Kafatasımızın içinde bir et parçası sıvının içinde yüzüyor. Kapalı bir kutunun içinde ve içine ses-ışık ulaşmıyor. Dışarıya sinirler dediğimiz kablolar vasıtasıyla bağlı. Vücudumuzun her yerinde 5 duyguyu algılayabilecek algılayıcılara bu sinir kabloları aracılığıyla bağlanıyor. Bütün duyular duyu algılayıcıları ya da resöpterler dediğimiz minik yapılar tarafından elektrik sinyaline dönüştürülüp beyne gönderilmesi gerekiyor Bütün duyular aslında elektrik sinyalidir. Beynimiz elektrik sinyalinden başka bir şeyden anlamıyor. Beynin yaptığı işe baktığın zaman tuhaf bir iş; çünkü gelen elektrik sinyali ama nereden geldi, ne şiddetle geldi, beynin neresine ulaştığına bakarak bir tasnife tabi tutuyor.
Buraya kadar normal beyin ile ilgili temel bilimsel verilerdi. Şimdi yine bilimsel olarak yapılan bir teşhisten bahsedeceğiz.
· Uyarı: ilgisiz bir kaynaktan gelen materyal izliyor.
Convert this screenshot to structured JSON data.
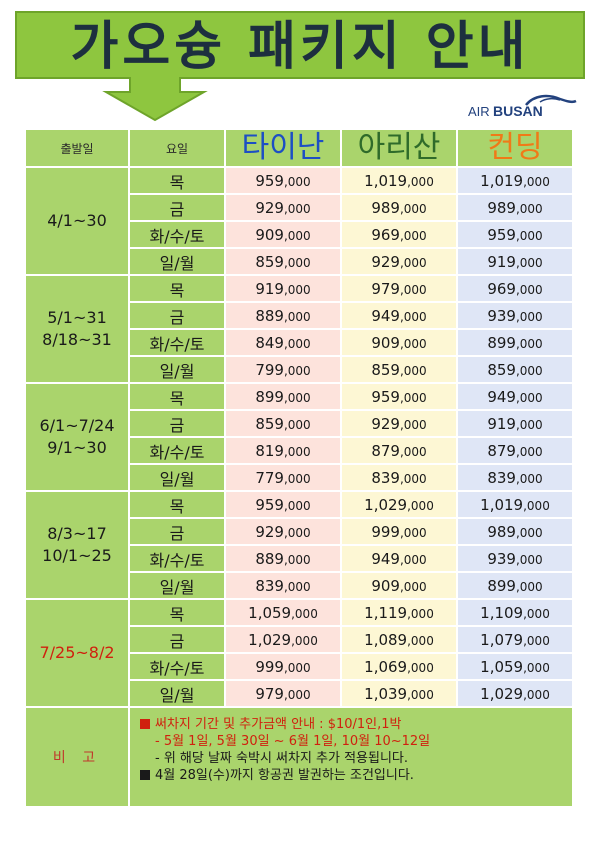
{
  "title": "가오슝 패키지 안내",
  "logo": {
    "air": "AIR",
    "busan": "BUSAN"
  },
  "colors": {
    "banner_green": "#8ec63f",
    "header_green": "#aad46c",
    "tainan": "#1d4fc4",
    "alishan": "#2f6b2a",
    "kending": "#f07a17",
    "red_note": "#d0210e"
  },
  "header": {
    "departure": "출발일",
    "weekday": "요일",
    "tainan": "타이난",
    "alishan": "아리산",
    "kending": "컨딩"
  },
  "periods": [
    {
      "lines": [
        "4/1~30"
      ],
      "red": false,
      "rows": [
        {
          "day": "목",
          "tainan": [
            "959",
            ",000"
          ],
          "alishan": [
            "1,019",
            ",000"
          ],
          "kending": [
            "1,019",
            ",000"
          ]
        },
        {
          "day": "금",
          "tainan": [
            "929",
            ",000"
          ],
          "alishan": [
            "989",
            ",000"
          ],
          "kending": [
            "989",
            ",000"
          ]
        },
        {
          "day": "화/수/토",
          "tainan": [
            "909",
            ",000"
          ],
          "alishan": [
            "969",
            ",000"
          ],
          "kending": [
            "959",
            ",000"
          ]
        },
        {
          "day": "일/월",
          "tainan": [
            "859",
            ",000"
          ],
          "alishan": [
            "929",
            ",000"
          ],
          "kending": [
            "919",
            ",000"
          ]
        }
      ]
    },
    {
      "lines": [
        "5/1~31",
        "8/18~31"
      ],
      "red": false,
      "rows": [
        {
          "day": "목",
          "tainan": [
            "919",
            ",000"
          ],
          "alishan": [
            "979",
            ",000"
          ],
          "kending": [
            "969",
            ",000"
          ]
        },
        {
          "day": "금",
          "tainan": [
            "889",
            ",000"
          ],
          "alishan": [
            "949",
            ",000"
          ],
          "kending": [
            "939",
            ",000"
          ]
        },
        {
          "day": "화/수/토",
          "tainan": [
            "849",
            ",000"
          ],
          "alishan": [
            "909",
            ",000"
          ],
          "kending": [
            "899",
            ",000"
          ]
        },
        {
          "day": "일/월",
          "tainan": [
            "799",
            ",000"
          ],
          "alishan": [
            "859",
            ",000"
          ],
          "kending": [
            "859",
            ",000"
          ]
        }
      ]
    },
    {
      "lines": [
        "6/1~7/24",
        "9/1~30"
      ],
      "red": false,
      "rows": [
        {
          "day": "목",
          "tainan": [
            "899",
            ",000"
          ],
          "alishan": [
            "959",
            ",000"
          ],
          "kending": [
            "949",
            ",000"
          ]
        },
        {
          "day": "금",
          "tainan": [
            "859",
            ",000"
          ],
          "alishan": [
            "929",
            ",000"
          ],
          "kending": [
            "919",
            ",000"
          ]
        },
        {
          "day": "화/수/토",
          "tainan": [
            "819",
            ",000"
          ],
          "alishan": [
            "879",
            ",000"
          ],
          "kending": [
            "879",
            ",000"
          ]
        },
        {
          "day": "일/월",
          "tainan": [
            "779",
            ",000"
          ],
          "alishan": [
            "839",
            ",000"
          ],
          "kending": [
            "839",
            ",000"
          ]
        }
      ]
    },
    {
      "lines": [
        "8/3~17",
        "10/1~25"
      ],
      "red": false,
      "rows": [
        {
          "day": "목",
          "tainan": [
            "959",
            ",000"
          ],
          "alishan": [
            "1,029",
            ",000"
          ],
          "kending": [
            "1,019",
            ",000"
          ]
        },
        {
          "day": "금",
          "tainan": [
            "929",
            ",000"
          ],
          "alishan": [
            "999",
            ",000"
          ],
          "kending": [
            "989",
            ",000"
          ]
        },
        {
          "day": "화/수/토",
          "tainan": [
            "889",
            ",000"
          ],
          "alishan": [
            "949",
            ",000"
          ],
          "kending": [
            "939",
            ",000"
          ]
        },
        {
          "day": "일/월",
          "tainan": [
            "839",
            ",000"
          ],
          "alishan": [
            "909",
            ",000"
          ],
          "kending": [
            "899",
            ",000"
          ]
        }
      ]
    },
    {
      "lines": [
        "7/25~8/2"
      ],
      "red": true,
      "rows": [
        {
          "day": "목",
          "tainan": [
            "1,059",
            ",000"
          ],
          "alishan": [
            "1,119",
            ",000"
          ],
          "kending": [
            "1,109",
            ",000"
          ]
        },
        {
          "day": "금",
          "tainan": [
            "1,029",
            ",000"
          ],
          "alishan": [
            "1,089",
            ",000"
          ],
          "kending": [
            "1,079",
            ",000"
          ]
        },
        {
          "day": "화/수/토",
          "tainan": [
            "999",
            ",000"
          ],
          "alishan": [
            "1,069",
            ",000"
          ],
          "kending": [
            "1,059",
            ",000"
          ]
        },
        {
          "day": "일/월",
          "tainan": [
            "979",
            ",000"
          ],
          "alishan": [
            "1,039",
            ",000"
          ],
          "kending": [
            "1,029",
            ",000"
          ]
        }
      ]
    }
  ],
  "notes": {
    "label": "비 고",
    "surcharge_title": "써차지 기간 및 추가금액 안내 : $10/1인,1박",
    "surcharge_dates": "- 5월 1일, 5월 30일 ~ 6월 1일, 10월 10~12일",
    "surcharge_apply": "- 위 해당 날짜 숙박시 써차지 추가 적용됩니다.",
    "ticketing": "4월 28일(수)까지 항공권 발권하는 조건입니다."
  }
}
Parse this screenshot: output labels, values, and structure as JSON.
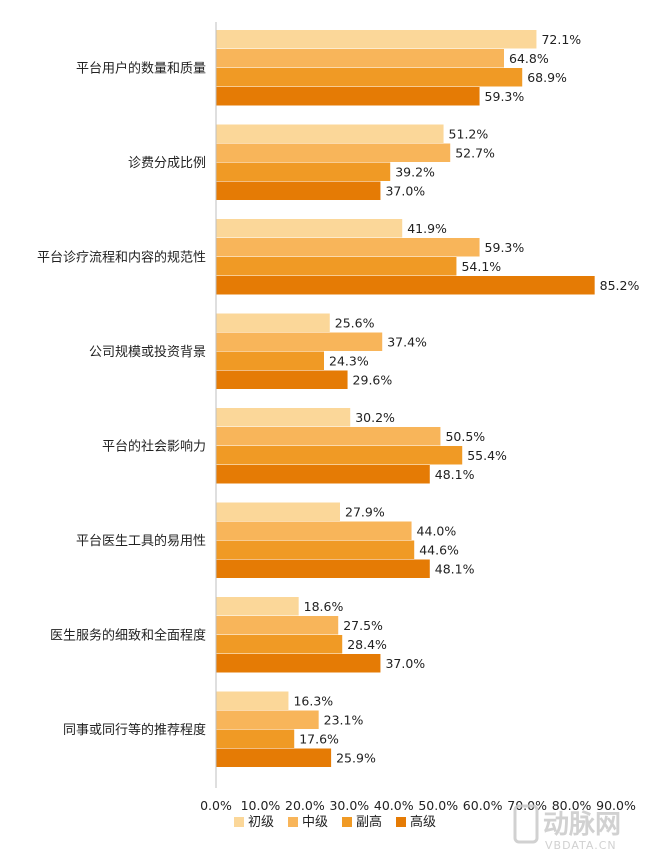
{
  "chart_data": {
    "type": "bar",
    "orientation": "horizontal",
    "categories": [
      "平台用户的数量和质量",
      "诊费分成比例",
      "平台诊疗流程和内容的规范性",
      "公司规模或投资背景",
      "平台的社会影响力",
      "平台医生工具的易用性",
      "医生服务的细致和全面程度",
      "同事或同行等的推荐程度"
    ],
    "series": [
      {
        "name": "初级",
        "color": "#fbd799",
        "values": [
          72.1,
          51.2,
          41.9,
          25.6,
          30.2,
          27.9,
          18.6,
          16.3
        ]
      },
      {
        "name": "中级",
        "color": "#f8b55a",
        "values": [
          64.8,
          52.7,
          59.3,
          37.4,
          50.5,
          44.0,
          27.5,
          23.1
        ]
      },
      {
        "name": "副高",
        "color": "#f09a25",
        "values": [
          68.9,
          39.2,
          54.1,
          24.3,
          55.4,
          44.6,
          28.4,
          17.6
        ]
      },
      {
        "name": "高级",
        "color": "#e57b05",
        "values": [
          59.3,
          37.0,
          85.2,
          29.6,
          48.1,
          48.1,
          37.0,
          25.9
        ]
      }
    ],
    "xlim": [
      0,
      90
    ],
    "xticks": [
      "0.0%",
      "10.0%",
      "20.0%",
      "30.0%",
      "40.0%",
      "50.0%",
      "60.0%",
      "70.0%",
      "80.0%",
      "90.0%"
    ],
    "value_suffix": "%",
    "legend_position": "bottom",
    "grid": false
  },
  "watermark": {
    "logo_text": "动脉网",
    "url_text": "VBDATA.CN"
  }
}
Bu teşhisin adı “EEG”dir.
EEG’nin açılımı: Beyin Dalgalarının Ölçümü, Elektroensefalogram
EEG ile beynin elektriksel aktivitesi kafatası üzerinden basit bir yöntemle yazdırılması ile kişiye teşhis konulur. Epileptik, depresyon ya da buna benzer bir durum varsa bu yöntemle tespit yapılır. Şimdi buradan çıkardığımız nükte şudur: Eğer bir kişi an’da kalmayıp opsesif olarak şüpheye, vesveseye, ihtimallere takılıp bunları gündeminde uzun süre tutuyorsa o zaman bu elektriklenme fazla oluyor, bağlantı kopmaları ve beyinde hasarlar meydana geliyor.
An’da kalırken bilinçli durumda birden fazla çelişkili iş üzerinde git gel yapmamak en idealidir. Çünkü beynimiz 01 denilen sistemle çalışıyor. Ya evettir ya da hayırdır. Ya yapacaksındır ya da yapmayacaksındır. Aksi taktirde “evet ama hala neden böyle”, “geleceğim ama ya bir şey olursa”, “yapmak istiyorum ama yapmamaya karar verdim” tarzı çelişkilerle hayatımızı yaşarsak o zaman beynimize kısa devre yaptırırız. Bu elektriklenmeyi artırır, beynimizin belli bölgelerinde aktivasyonu sağlatır ve doğal olarak da alemimizi değiştirmiş oluruz. Bu durumun ruhsal literatürle izahı ise farklı varlıkların bizi etkilemesine izin vermektir. Yaratıcı bizi bu duruma düşmekten korusun.
Lakin bu koruma için bizim üzerimize düşen görevi yerine getirmemiz gerekiyor. Bundan dolayı birey birden fazla uyaran ile karşı kaldığında duş alarak sakinleşebilir, iptal etme mekanizmasını kullanabilir (tövbe), gündemini hemen değiştirip hedefte ne varsa onu koyabilir.
Bir şehrin huzuru o şehrin medeniyetiyle direkt alakalıdır. Bir bireyin de, beyninin huzuru o bireyin imanı ile direkt alakalıdır. İman (inanç) ile medeniyet aynı kökten gelir. Anlamı huzurun, güvenliğin, eminliğin ve barışın olduğu yer demektir. Bizim de, amacımız beyinsel huzuru sağlayıp net olmak değil mi?